Ben bu kitabı mübalağasız çok sevdim. Yapı olarak
hüzünbaz birisi olan beni çok etkiledi. Bu yüzden Nur Ersen Hanımı tebrik
ediyorum. Hele kitabın sonuna koyduğu İstanbul Yolcuları isimli şiir de
hikâyenin tam özeti gibi… Eğer bu şiir en başa konsaydı, hiç tereddütsüz kitaba;
bu şiirin hikâyesi diyebilirdim.
İstanbul Yolcuları
….
Bir gemi yanaşır Üsküdar’a
Nazlı nazlı…
Selam verir güverteden
Sevdalılar Marmara’ya.
Karışır yürek atışları
Bembeyaz martıların sesine
Bir gemi yanaşır Üsküdar’a
Tıklım tıklım
Umut taşır
Emek taşır, sevgi taşır
Avrupa’dan Asya’ya…
Nur Ersen; 1998 yılında
Anadolu Üniversitesi Açıköğretim Fakültesi Halkla İlişkiler Bölümünü bitirmiş. Yazı
ve şiirleri; Çaba, Karınca, Karınca Kardeş, Size, Ortanca gibi dergilerde
yayınlanmış. Beypazarı Haber Gazetesi’nde ve Yeni Ahlât Gazetesi’nde köşe
yazarlığı yapmış. İLESAM (İlim ve Edebiyat Eseri Sahipleri Meslek Birliği)

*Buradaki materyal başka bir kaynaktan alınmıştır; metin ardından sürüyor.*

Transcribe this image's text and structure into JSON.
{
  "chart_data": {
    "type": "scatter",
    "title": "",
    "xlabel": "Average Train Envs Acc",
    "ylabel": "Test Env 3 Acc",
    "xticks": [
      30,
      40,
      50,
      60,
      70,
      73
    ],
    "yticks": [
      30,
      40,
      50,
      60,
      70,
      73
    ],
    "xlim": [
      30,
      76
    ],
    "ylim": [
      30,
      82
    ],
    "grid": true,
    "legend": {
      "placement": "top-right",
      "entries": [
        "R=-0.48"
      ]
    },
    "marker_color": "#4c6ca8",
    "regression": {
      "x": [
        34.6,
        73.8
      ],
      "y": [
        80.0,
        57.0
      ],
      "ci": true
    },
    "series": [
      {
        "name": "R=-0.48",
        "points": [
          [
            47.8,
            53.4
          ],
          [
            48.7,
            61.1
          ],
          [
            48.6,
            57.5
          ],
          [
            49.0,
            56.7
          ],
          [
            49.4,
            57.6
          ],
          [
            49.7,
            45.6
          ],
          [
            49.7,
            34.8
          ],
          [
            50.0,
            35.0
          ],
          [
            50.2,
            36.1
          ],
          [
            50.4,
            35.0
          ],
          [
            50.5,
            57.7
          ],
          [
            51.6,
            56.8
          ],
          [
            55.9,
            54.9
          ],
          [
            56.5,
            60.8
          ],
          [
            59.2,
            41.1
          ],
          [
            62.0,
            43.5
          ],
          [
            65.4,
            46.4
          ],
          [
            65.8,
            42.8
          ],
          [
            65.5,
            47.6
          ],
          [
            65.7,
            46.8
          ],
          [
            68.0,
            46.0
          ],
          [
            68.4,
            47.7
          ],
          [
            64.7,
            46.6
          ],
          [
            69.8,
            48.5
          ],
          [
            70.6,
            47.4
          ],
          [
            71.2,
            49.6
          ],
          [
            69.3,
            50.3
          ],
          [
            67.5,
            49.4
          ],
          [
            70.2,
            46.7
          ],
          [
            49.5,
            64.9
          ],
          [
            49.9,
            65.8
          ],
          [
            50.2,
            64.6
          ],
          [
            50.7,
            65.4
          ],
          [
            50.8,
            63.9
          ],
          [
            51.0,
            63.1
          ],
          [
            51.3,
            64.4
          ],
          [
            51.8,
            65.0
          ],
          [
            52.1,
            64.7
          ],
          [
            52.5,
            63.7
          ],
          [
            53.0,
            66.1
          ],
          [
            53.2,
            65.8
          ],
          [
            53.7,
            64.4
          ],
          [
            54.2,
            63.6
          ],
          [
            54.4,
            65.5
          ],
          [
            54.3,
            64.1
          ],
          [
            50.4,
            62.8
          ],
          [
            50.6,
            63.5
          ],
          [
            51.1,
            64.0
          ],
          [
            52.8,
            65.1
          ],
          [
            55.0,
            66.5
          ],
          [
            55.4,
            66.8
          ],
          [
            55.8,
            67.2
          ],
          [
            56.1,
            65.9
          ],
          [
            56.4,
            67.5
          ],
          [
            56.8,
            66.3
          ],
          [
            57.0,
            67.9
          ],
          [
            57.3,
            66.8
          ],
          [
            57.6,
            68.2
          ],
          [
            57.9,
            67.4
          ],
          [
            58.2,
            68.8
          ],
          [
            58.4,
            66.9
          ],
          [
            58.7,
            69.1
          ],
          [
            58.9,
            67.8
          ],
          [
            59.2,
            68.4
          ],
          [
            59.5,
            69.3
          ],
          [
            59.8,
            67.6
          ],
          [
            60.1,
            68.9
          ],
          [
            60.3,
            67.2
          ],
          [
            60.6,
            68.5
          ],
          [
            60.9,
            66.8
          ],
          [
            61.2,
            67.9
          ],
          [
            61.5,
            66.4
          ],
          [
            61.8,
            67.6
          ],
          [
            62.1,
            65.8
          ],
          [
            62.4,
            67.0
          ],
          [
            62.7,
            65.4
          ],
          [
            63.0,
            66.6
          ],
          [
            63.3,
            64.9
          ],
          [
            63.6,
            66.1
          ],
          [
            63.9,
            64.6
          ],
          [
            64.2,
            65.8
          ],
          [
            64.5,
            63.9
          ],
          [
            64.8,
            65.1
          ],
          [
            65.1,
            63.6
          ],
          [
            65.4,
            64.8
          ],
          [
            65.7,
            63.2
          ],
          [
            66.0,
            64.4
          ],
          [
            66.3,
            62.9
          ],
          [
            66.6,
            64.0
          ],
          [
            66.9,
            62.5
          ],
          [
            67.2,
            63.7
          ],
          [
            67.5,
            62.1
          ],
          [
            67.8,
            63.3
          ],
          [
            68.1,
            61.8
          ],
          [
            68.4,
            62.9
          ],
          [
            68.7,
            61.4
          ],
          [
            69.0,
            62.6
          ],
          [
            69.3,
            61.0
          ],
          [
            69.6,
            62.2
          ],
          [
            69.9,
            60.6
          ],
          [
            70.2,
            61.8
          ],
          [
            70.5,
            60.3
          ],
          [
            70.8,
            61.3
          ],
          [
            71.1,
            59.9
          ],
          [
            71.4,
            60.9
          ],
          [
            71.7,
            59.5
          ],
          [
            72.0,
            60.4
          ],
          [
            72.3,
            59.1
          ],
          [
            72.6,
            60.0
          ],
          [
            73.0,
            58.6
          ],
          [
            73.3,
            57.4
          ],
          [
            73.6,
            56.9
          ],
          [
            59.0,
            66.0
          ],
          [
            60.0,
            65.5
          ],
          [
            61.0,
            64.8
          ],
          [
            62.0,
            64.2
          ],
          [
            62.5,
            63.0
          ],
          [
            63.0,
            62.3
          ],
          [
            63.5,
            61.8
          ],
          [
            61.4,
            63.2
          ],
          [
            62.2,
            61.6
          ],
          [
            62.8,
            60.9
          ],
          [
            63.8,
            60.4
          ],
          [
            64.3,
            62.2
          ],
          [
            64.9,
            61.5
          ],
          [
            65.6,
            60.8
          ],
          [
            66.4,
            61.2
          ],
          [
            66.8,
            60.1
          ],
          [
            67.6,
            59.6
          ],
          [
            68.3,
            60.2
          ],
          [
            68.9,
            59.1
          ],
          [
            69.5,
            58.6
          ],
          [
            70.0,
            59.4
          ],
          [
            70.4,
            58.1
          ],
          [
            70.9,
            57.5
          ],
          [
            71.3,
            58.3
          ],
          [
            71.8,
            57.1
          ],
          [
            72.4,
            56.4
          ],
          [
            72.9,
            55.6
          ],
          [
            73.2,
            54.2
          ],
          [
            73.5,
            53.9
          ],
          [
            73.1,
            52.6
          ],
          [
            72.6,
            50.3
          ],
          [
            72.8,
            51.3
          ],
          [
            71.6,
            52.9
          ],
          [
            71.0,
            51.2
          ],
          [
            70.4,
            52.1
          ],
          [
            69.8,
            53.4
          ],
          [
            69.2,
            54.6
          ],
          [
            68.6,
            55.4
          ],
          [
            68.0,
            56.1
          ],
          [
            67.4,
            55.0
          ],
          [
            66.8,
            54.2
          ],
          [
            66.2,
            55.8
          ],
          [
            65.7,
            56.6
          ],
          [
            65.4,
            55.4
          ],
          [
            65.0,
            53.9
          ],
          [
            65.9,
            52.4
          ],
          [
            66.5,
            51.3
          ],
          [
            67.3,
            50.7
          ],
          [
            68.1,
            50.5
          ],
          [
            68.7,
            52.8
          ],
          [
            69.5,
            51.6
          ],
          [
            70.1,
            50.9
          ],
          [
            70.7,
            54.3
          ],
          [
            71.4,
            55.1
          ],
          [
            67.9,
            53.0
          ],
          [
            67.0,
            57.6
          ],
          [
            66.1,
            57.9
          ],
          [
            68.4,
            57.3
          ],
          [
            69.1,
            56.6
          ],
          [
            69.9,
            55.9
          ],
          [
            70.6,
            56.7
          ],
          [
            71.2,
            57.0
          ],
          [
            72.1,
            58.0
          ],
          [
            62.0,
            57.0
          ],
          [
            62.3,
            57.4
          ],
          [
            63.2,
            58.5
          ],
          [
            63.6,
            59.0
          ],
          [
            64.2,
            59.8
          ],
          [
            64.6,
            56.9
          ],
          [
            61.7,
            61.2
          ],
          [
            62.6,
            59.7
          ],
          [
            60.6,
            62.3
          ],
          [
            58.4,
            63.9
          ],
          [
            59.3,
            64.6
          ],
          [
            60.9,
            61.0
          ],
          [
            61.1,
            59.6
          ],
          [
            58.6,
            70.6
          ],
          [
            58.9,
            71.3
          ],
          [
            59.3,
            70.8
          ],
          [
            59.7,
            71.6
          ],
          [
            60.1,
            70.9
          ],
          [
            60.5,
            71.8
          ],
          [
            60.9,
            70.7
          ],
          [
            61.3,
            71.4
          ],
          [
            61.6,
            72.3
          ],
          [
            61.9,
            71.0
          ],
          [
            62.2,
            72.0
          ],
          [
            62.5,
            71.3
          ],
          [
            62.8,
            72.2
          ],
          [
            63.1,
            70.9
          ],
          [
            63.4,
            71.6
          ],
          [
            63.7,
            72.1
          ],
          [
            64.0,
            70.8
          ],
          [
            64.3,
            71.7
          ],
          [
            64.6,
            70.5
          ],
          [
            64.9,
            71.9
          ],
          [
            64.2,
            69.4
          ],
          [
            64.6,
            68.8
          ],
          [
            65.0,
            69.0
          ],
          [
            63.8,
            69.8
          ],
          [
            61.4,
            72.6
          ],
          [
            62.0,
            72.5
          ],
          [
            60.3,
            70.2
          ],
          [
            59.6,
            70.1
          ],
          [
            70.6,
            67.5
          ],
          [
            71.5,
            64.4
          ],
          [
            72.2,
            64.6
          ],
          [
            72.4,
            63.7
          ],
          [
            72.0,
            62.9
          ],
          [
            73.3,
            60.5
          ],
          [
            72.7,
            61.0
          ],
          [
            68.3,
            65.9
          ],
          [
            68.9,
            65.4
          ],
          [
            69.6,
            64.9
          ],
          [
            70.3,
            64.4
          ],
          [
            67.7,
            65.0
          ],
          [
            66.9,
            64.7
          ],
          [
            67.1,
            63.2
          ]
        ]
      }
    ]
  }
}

Radyo Televizyon ve Yayın Kurulu Üyesi...
2005 yılında
Kadının Sosyal Hayatını Araştırma ve İnceleme Derneği’nin (KASAİD) açmış olduğu
Kadın Oyunları ve Öyküleri Yarışması’nda Öykü dalında “Ne Alırsan Beş Milyon”,
ve 2008 yılında İLESAM’ın açmış olduğu Esere ve Emeğe Saygı isimli öykü
yarışmasında “Küresel Bir Hikâye”
adlı hikâyesi ile mansiyon,
Anayurt
Gazetesi – Gündüz Kitapevi birlikteliği ile hazırlanan 4. Sanat Ve Edebiyat
Ödülü Yarışmasında “Ne Alırsan Beş Milyon” adlı Anı-Hikâye türündeki kitabı
ile Hikâye dalında birincilik ödülleri almış.
Türkçeye
verdiği destekten dolayı “Karaman Şair Yazar Ve Edebiyatçılar Birliği”
tarafından, Türk Şiiri ve Edebiyatına verdiği önemden dolayı 2009 Yılı
Girişimci Sanat, Edebiyat ve Bilim Adamları Topluluğu (GASAT) tarafından
Teşekkür Belgeleri almış.
“Çiy
Damlası” adlı şiiri, Bestekâr Hüseyin Soysal tarafından bestelenmiş ve bu beste
11. Kadıköy Beste Yarışmasında finale kalmış.
“Papatyalar
Ağlar mı?” (2000), “Yanlış Mesaj” (2002), “Bir
Üsküdar Masalı” (1. baskı 2004- ikinci baskı 2011) ve “Ne Alırsan Beş Milyon”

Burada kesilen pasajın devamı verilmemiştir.